I have:
set hive.exec.dynamic.partition.mode=nonstrict;
set hive.tez.container.size=8192;
set tez.runtime.io.sort.mb=3276;
set tez.runtime.unordered.output.buffer.size-mb=819;
set hive.auto.convert.join=true;
set hive.auto.convert.join.noconditionaltask=true;
set hive.auto.convert.join.noconditionaltask.size=1610612736;
...to purposefully trigger OOM Java heap space issue. But the error:
Caused by: java.lang.OutOfMemoryError: Java heap space
at org.apache.hadoop.hive.serde2.WriteBuffers.nextBufferToWrite(WriteBuffers.java:261)
at org.apache.hadoop.hive.serde2.WriteBuffers.write(WriteBuffers.java:237)
at org.apache.hadoop.hive.ql.exec.persistence.MapJoinBytesTableContainer$LazyBinaryKvWriter.writeValue(MapJoinBytesTableContainer.java:333)
at org.apache.hadoop.hive.ql.exec.persistence.BytesBytesMultiHashMap.writeFirstValueRecord(BytesBytesMultiHashMap.java:896)
at org.apache.hadoop.hive.ql.exec.persistence.BytesBytesMultiHashMap.put(BytesBytesMultiHashMap.java:440)
at org.apache.hadoop.hive.ql.exec.persistence.MapJoinBytesTableContainer.putRow(MapJoinBytesTableContainer.java:450)

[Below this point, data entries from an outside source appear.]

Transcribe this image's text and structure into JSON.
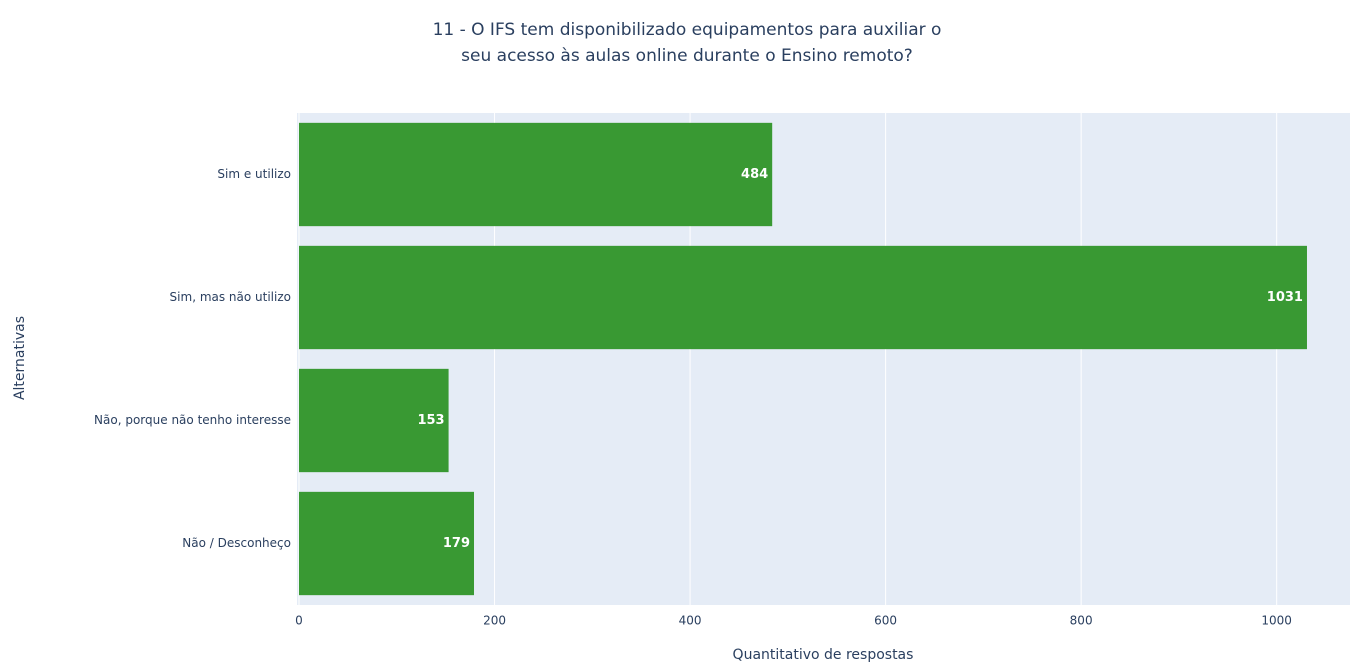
{
  "chart_data": {
    "type": "bar",
    "orientation": "horizontal",
    "title": [
      "11 - O IFS tem disponibilizado equipamentos para auxiliar o",
      "seu acesso às aulas online durante o Ensino remoto?"
    ],
    "xlabel": "Quantitativo de respostas",
    "ylabel": "Alternativas",
    "categories": [
      "Sim e utilizo",
      "Sim, mas não utilizo",
      "Não, porque não tenho interesse",
      "Não / Desconheço"
    ],
    "values": [
      484,
      1031,
      153,
      179
    ],
    "color": "#399933",
    "xlim": [
      0,
      1075
    ],
    "xticks": [
      0,
      200,
      400,
      600,
      800,
      1000
    ],
    "grid": true
  }
}
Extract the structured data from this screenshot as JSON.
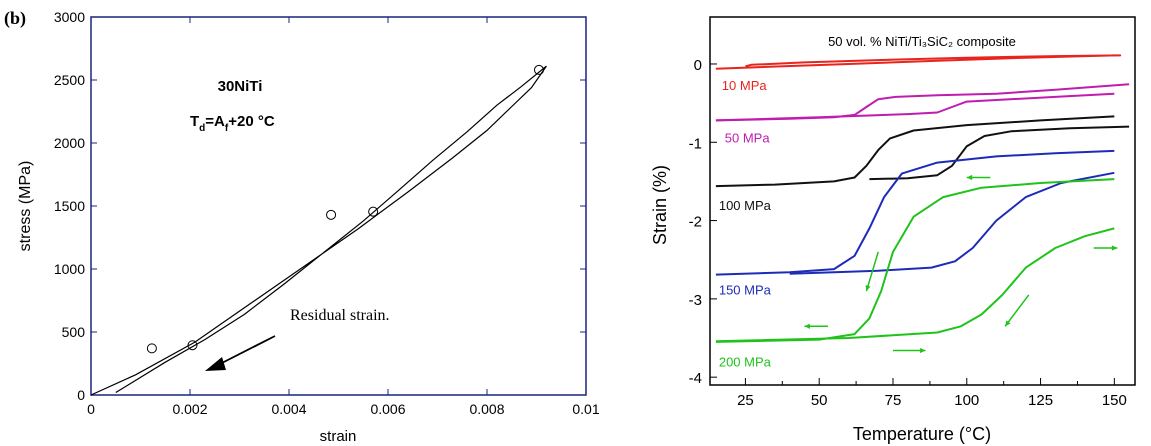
{
  "chart_data": [
    {
      "type": "line",
      "panel_label": "(b)",
      "title": "",
      "xlabel": "strain",
      "ylabel": "stress (MPa)",
      "xlim": [
        0,
        0.01
      ],
      "ylim": [
        0,
        3000
      ],
      "xticks": [
        {
          "value": 0,
          "label": "0"
        },
        {
          "value": 0.002,
          "label": "0.002"
        },
        {
          "value": 0.004,
          "label": "0.004"
        },
        {
          "value": 0.006,
          "label": "0.006"
        },
        {
          "value": 0.008,
          "label": "0.008"
        },
        {
          "value": 0.01,
          "label": "0.01"
        }
      ],
      "yticks": [
        {
          "value": 0,
          "label": "0"
        },
        {
          "value": 500,
          "label": "500"
        },
        {
          "value": 1000,
          "label": "1000"
        },
        {
          "value": 1500,
          "label": "1500"
        },
        {
          "value": 2000,
          "label": "2000"
        },
        {
          "value": 2500,
          "label": "2500"
        },
        {
          "value": 3000,
          "label": "3000"
        }
      ],
      "grid": false,
      "annotations": {
        "material": "30NiTi",
        "temp_main": "T",
        "temp_sub1": "d",
        "temp_mid": "=A",
        "temp_sub2": "f",
        "temp_end": "+20 °C",
        "arrow_text": "Residual strain."
      },
      "series": [
        {
          "color": "#000000",
          "points": [
            [
              0,
              0
            ],
            [
              0.0009,
              160
            ],
            [
              0.0021,
              420
            ],
            [
              0.0032,
              720
            ],
            [
              0.0043,
              1020
            ],
            [
              0.0054,
              1320
            ],
            [
              0.0064,
              1610
            ],
            [
              0.0073,
              1880
            ],
            [
              0.008,
              2100
            ],
            [
              0.0085,
              2290
            ],
            [
              0.0089,
              2440
            ],
            [
              0.0092,
              2610
            ],
            [
              0.0087,
              2450
            ],
            [
              0.0082,
              2300
            ],
            [
              0.0076,
              2090
            ],
            [
              0.0069,
              1860
            ],
            [
              0.0062,
              1620
            ],
            [
              0.0055,
              1380
            ],
            [
              0.0047,
              1130
            ],
            [
              0.0039,
              880
            ],
            [
              0.0031,
              640
            ],
            [
              0.0023,
              440
            ],
            [
              0.0015,
              260
            ],
            [
              0.001,
              140
            ],
            [
              0.0005,
              20
            ]
          ],
          "markers": [
            [
              0.00123,
              370
            ],
            [
              0.00205,
              395
            ],
            [
              0.00485,
              1430
            ],
            [
              0.0057,
              1455
            ],
            [
              0.00905,
              2580
            ]
          ]
        }
      ]
    },
    {
      "type": "line",
      "title": "50 vol. % NiTi/Ti₃SiC₂ composite",
      "xlabel": "Temperature (°C)",
      "ylabel": "Strain (%)",
      "xlim": [
        13,
        157
      ],
      "ylim": [
        -4.1,
        0.6
      ],
      "xticks": [
        25,
        50,
        75,
        100,
        125,
        150
      ],
      "yticks": [
        0,
        -1,
        -2,
        -3,
        -4
      ],
      "grid": false,
      "series": [
        {
          "name": "10 MPa",
          "color": "#e8241d",
          "points": [
            [
              15,
              -0.06
            ],
            [
              30,
              -0.04
            ],
            [
              60,
              0.0
            ],
            [
              90,
              0.04
            ],
            [
              120,
              0.08
            ],
            [
              150,
              0.11
            ],
            [
              152,
              0.11
            ],
            [
              130,
              0.1
            ],
            [
              100,
              0.08
            ],
            [
              70,
              0.05
            ],
            [
              45,
              0.02
            ],
            [
              27,
              -0.01
            ],
            [
              25,
              -0.03
            ]
          ]
        },
        {
          "name": "50 MPa",
          "color": "#c01cae",
          "points": [
            [
              15,
              -0.72
            ],
            [
              40,
              -0.7
            ],
            [
              55,
              -0.68
            ],
            [
              62,
              -0.65
            ],
            [
              66,
              -0.55
            ],
            [
              70,
              -0.45
            ],
            [
              76,
              -0.42
            ],
            [
              90,
              -0.4
            ],
            [
              110,
              -0.38
            ],
            [
              130,
              -0.33
            ],
            [
              155,
              -0.26
            ]
          ]
        },
        {
          "name": "50 MPa",
          "color": "#c01cae",
          "points": [
            [
              15,
              -0.72
            ],
            [
              50,
              -0.68
            ],
            [
              80,
              -0.64
            ],
            [
              90,
              -0.62
            ],
            [
              95,
              -0.55
            ],
            [
              100,
              -0.48
            ],
            [
              110,
              -0.46
            ],
            [
              130,
              -0.42
            ],
            [
              150,
              -0.38
            ]
          ]
        },
        {
          "name": "100 MPa",
          "color": "#111111",
          "points": [
            [
              15,
              -1.56
            ],
            [
              35,
              -1.54
            ],
            [
              55,
              -1.5
            ],
            [
              62,
              -1.45
            ],
            [
              66,
              -1.3
            ],
            [
              70,
              -1.1
            ],
            [
              74,
              -0.95
            ],
            [
              82,
              -0.85
            ],
            [
              100,
              -0.78
            ],
            [
              125,
              -0.72
            ],
            [
              150,
              -0.67
            ]
          ]
        },
        {
          "name": "100 MPa",
          "color": "#111111",
          "points": [
            [
              67,
              -1.47
            ],
            [
              80,
              -1.46
            ],
            [
              90,
              -1.42
            ],
            [
              95,
              -1.3
            ],
            [
              100,
              -1.05
            ],
            [
              106,
              -0.92
            ],
            [
              115,
              -0.86
            ],
            [
              135,
              -0.82
            ],
            [
              155,
              -0.8
            ]
          ]
        },
        {
          "name": "150 MPa",
          "color": "#1d2bb8",
          "points": [
            [
              15,
              -2.69
            ],
            [
              40,
              -2.66
            ],
            [
              55,
              -2.62
            ],
            [
              62,
              -2.45
            ],
            [
              67,
              -2.1
            ],
            [
              72,
              -1.7
            ],
            [
              78,
              -1.4
            ],
            [
              90,
              -1.26
            ],
            [
              110,
              -1.18
            ],
            [
              130,
              -1.14
            ],
            [
              150,
              -1.11
            ]
          ]
        },
        {
          "name": "150 MPa",
          "color": "#1d2bb8",
          "points": [
            [
              40,
              -2.68
            ],
            [
              70,
              -2.64
            ],
            [
              88,
              -2.6
            ],
            [
              96,
              -2.52
            ],
            [
              102,
              -2.35
            ],
            [
              110,
              -2.0
            ],
            [
              120,
              -1.7
            ],
            [
              132,
              -1.52
            ],
            [
              150,
              -1.39
            ]
          ]
        },
        {
          "name": "200 MPa",
          "color": "#1fc31a",
          "points": [
            [
              15,
              -3.55
            ],
            [
              50,
              -3.52
            ],
            [
              62,
              -3.45
            ],
            [
              67,
              -3.25
            ],
            [
              71,
              -2.9
            ],
            [
              75,
              -2.4
            ],
            [
              82,
              -1.95
            ],
            [
              92,
              -1.7
            ],
            [
              105,
              -1.58
            ],
            [
              125,
              -1.52
            ],
            [
              150,
              -1.47
            ]
          ]
        },
        {
          "name": "200 MPa",
          "color": "#1fc31a",
          "points": [
            [
              15,
              -3.54
            ],
            [
              60,
              -3.5
            ],
            [
              90,
              -3.43
            ],
            [
              98,
              -3.35
            ],
            [
              105,
              -3.2
            ],
            [
              112,
              -2.95
            ],
            [
              120,
              -2.6
            ],
            [
              130,
              -2.35
            ],
            [
              140,
              -2.2
            ],
            [
              150,
              -2.1
            ]
          ]
        }
      ],
      "series_labels": [
        {
          "text": "10 MPa",
          "color": "#e8241d",
          "x": 17,
          "y": -0.27
        },
        {
          "text": "50 MPa",
          "color": "#c01cae",
          "x": 18,
          "y": -0.94
        },
        {
          "text": "100 MPa",
          "color": "#111111",
          "x": 16,
          "y": -1.8
        },
        {
          "text": "150 MPa",
          "color": "#1d2bb8",
          "x": 16,
          "y": -2.88
        },
        {
          "text": "200 MPa",
          "color": "#1fc31a",
          "x": 16,
          "y": -3.8
        }
      ],
      "direction_arrows": [
        {
          "from": [
            108,
            -1.45
          ],
          "to": [
            100,
            -1.45
          ],
          "color": "#1fc31a"
        },
        {
          "from": [
            70,
            -2.4
          ],
          "to": [
            66,
            -2.9
          ],
          "color": "#1fc31a"
        },
        {
          "from": [
            143,
            -2.35
          ],
          "to": [
            151,
            -2.35
          ],
          "color": "#1fc31a"
        },
        {
          "from": [
            121,
            -2.95
          ],
          "to": [
            113,
            -3.35
          ],
          "color": "#1fc31a"
        },
        {
          "from": [
            53,
            -3.35
          ],
          "to": [
            45,
            -3.35
          ],
          "color": "#1fc31a"
        },
        {
          "from": [
            75,
            -3.66
          ],
          "to": [
            86,
            -3.66
          ],
          "color": "#1fc31a"
        }
      ]
    }
  ]
}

at org.apache.hadoop.hive.ql.exec.tez.HashTableLoader.load(HashTableLoader.java:242)
at org.apache.hadoop.hive.ql.exec.MapJoinOperator.loadHashTableInternal(MapJoinOperator.java:388)
at org.apache.hadoop.hive.ql.exec.MapJoinOperator.loadHashTable(MapJoinOperator.java:457)

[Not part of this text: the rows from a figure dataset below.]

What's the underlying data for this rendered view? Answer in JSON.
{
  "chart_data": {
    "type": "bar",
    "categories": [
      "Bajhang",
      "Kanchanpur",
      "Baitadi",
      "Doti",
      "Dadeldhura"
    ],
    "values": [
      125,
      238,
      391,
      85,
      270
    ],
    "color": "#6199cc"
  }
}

at org.apache.hadoop.hive.ql.exec.MapJoinOperator.lambda$initializeOp$0(MapJoinOperator.java:241)
at org.apache.hadoop.hive.ql.exec.MapJoinOperator$$Lambda$75/510718713.call(Unknown Source)
at org.apache.hadoop.hive.ql.exec.tez.ObjectCache.retrieve(ObjectCache.java:96)
at org.apache.hadoop.hive.ql.exec.tez.ObjectCache$1.call(ObjectCache.java:113)
... 4 more
, errorMessage=Cannot recover from this error:java.lang.RuntimeException: Reducer 3 operator initialization failed
at org.apache.hadoop.hive.ql.exec.tez.ReduceRecordProcessor.init(ReduceRecordProcessor.java:265)
at org.apache.hadoop.hive.ql.exec.tez.TezProcessor.initializeAndRunProcessor(TezProcessor.java:270)
at org.apache.hadoop.hive.ql.exec.tez.TezProcessor.run(TezProcessor.java:253)
at org.apache.tez.runtime.LogicalIOProcessorRuntimeTask.run(LogicalIOProcessorRuntimeTask.java:374)
at org.apache.tez.runtime.task.TaskRunner2Callable$1.run(TaskRunner2Callable.java:73)
at org.apache.tez.runtime.task.TaskRunner2Callable$1.run(TaskRunner2Callable.java:61)
at java.security.AccessController.doPrivileged(Native Method)
at javax.security.auth.Subject.doAs(Subject.java:422)
at org.apache.hadoop.security.UserGroupInformation.doAs(UserGroupInformation.java:1730)
at org.apache.tez.runtime.task.TaskRunner2Callable.callInternal(TaskRunner2Callable.java:61)
at org.apache.tez.runtime.task.TaskRunner2Callable.callInternal(TaskRunner2Callable.java:37)
at org.apache.tez.common.CallableWithNdc.call(CallableWithNdc.java:36)
at java.util.concurrent.FutureTask.run(FutureTask.java:266)
at java.util.concurrent.ThreadPoolExecutor.runWorker(ThreadPoolExecutor.java:1149)
at java.util.concurrent.ThreadPoolExecutor$Worker.run(ThreadPoolExecutor.java:624)
at java.lang.Thread.run(Thread.java:750)
Shows that the MapJoinOperator
was running on a Reducer. I thought Map Join runs on Mappers, and all Mappers have completed.
Why does a Map Join Operator run on a Reducer?